Another important characteristic of contemporary conflicts in Africa has been their escalation as a consequence of national rivalries within regions, especially over the acquisition of regional hegemonic status. In particular, the ECOMOG intervention in Liberia, largely an expression of Nigerias ambitions for regional political ascendancy, has prompted a proliferation and perpetuation of armed struggles in Sierra Leone. The displacement into exile of large refugee communities has been a further source of regional conflict proliferation, one that has been especially important in extending the scope of the conflict in the Great Lakes region.
Religious opposition to secular states is a comparatively new source of serious militarised insurgency in Africa. This is not because Islamic or Christian fundamentalism in itself is especially novel, but rather because powerful governments have proved willing to support such movements since the 1980s. Moreover, the expansion of secondary education and the changing status of youth have vastly increased the constituents of transnational religious movements.
Demographic shifts in favour of young people, struggles over resources (especially land), and warfare itself have seriously eroded patriarchal authority in Africa. One particularly grim consequence of these changes has been the enlistment of very young children as combatants in wars in Uganda, Sudan, Angola, Sierra Leone, Liberia and, of course, South Africa.
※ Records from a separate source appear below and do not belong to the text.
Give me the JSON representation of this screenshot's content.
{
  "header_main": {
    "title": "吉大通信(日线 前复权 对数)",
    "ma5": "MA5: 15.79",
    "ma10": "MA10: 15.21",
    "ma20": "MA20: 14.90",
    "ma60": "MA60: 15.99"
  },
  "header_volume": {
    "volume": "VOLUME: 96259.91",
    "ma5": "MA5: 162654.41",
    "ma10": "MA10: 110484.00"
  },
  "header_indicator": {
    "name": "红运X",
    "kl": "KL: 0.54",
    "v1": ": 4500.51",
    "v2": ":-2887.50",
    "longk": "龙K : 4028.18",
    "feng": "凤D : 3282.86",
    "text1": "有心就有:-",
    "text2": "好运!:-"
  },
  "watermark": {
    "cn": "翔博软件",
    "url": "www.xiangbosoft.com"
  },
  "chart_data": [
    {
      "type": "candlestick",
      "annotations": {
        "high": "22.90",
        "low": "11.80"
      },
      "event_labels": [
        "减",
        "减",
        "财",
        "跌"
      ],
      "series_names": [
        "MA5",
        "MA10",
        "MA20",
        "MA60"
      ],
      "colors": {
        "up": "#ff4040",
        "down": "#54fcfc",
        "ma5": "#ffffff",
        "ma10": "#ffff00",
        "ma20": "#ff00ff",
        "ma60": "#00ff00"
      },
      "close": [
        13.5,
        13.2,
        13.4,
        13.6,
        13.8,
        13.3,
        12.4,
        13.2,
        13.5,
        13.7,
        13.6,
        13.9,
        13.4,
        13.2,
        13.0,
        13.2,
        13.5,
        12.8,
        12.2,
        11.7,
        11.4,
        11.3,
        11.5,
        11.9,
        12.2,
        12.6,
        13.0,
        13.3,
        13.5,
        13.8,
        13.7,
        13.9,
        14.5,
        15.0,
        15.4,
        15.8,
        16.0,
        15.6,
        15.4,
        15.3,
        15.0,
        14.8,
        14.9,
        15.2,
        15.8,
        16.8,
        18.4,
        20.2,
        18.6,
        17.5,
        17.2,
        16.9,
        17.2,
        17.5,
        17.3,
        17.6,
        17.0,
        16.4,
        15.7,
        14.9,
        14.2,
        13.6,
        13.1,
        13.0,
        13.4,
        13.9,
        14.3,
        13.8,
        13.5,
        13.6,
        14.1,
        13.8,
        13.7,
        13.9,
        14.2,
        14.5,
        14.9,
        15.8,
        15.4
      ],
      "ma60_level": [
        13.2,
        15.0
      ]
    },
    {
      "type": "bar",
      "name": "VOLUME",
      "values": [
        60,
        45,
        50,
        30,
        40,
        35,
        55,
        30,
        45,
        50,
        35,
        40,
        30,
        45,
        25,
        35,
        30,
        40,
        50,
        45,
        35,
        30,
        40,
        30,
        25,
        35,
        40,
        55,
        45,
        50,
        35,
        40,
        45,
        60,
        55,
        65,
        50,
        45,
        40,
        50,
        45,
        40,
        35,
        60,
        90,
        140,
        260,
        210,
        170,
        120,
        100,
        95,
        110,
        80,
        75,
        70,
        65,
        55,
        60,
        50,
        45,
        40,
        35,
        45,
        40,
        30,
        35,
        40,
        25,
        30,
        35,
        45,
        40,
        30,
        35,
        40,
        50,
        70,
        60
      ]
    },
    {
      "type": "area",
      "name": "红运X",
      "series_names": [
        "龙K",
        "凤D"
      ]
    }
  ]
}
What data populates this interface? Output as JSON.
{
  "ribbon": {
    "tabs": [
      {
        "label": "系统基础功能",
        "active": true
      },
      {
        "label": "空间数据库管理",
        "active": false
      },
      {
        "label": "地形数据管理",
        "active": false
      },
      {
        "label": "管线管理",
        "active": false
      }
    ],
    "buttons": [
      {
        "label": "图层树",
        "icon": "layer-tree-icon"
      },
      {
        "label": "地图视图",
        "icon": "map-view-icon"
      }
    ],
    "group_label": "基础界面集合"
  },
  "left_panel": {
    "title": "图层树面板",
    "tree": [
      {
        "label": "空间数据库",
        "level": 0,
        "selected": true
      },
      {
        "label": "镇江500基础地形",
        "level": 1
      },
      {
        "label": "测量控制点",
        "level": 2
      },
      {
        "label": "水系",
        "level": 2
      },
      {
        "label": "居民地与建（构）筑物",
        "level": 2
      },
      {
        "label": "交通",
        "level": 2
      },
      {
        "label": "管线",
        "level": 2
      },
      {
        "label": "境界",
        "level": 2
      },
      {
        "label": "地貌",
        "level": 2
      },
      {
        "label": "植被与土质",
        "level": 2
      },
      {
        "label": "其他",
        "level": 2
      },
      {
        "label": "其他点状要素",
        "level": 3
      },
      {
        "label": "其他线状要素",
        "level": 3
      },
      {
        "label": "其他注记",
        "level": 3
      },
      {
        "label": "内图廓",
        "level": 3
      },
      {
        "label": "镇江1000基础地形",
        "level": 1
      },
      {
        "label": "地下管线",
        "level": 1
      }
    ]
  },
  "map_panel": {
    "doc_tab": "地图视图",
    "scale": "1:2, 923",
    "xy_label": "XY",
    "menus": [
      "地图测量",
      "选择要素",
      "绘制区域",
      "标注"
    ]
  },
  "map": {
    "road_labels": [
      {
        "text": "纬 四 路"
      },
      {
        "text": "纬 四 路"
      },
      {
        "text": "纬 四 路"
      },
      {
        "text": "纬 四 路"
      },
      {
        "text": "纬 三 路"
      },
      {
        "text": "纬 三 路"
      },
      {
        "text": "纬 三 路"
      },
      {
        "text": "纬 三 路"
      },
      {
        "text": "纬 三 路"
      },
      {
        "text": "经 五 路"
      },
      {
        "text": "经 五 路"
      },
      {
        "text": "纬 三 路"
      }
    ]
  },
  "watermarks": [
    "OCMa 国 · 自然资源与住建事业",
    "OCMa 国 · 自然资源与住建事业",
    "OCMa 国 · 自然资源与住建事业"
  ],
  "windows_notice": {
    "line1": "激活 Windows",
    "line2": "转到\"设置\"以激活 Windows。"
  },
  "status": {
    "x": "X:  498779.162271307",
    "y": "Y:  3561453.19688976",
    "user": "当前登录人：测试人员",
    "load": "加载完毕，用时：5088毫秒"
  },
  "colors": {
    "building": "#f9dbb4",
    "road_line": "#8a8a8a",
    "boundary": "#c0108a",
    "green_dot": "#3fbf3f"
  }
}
Finally, it is sobering to note that, together with sacred rebellions against the bureaucracies inherited from colonial empires, there is a fresh propensity to challenge the frontiers laid down by the Congress of Berlin and sanctioned for three decades by the Organisation of African Unity. This suggests that even in those regions that are not characterised by state collapse, the authority of the African state system, so remarkably stable over the last century, is facing unprecedented challenges.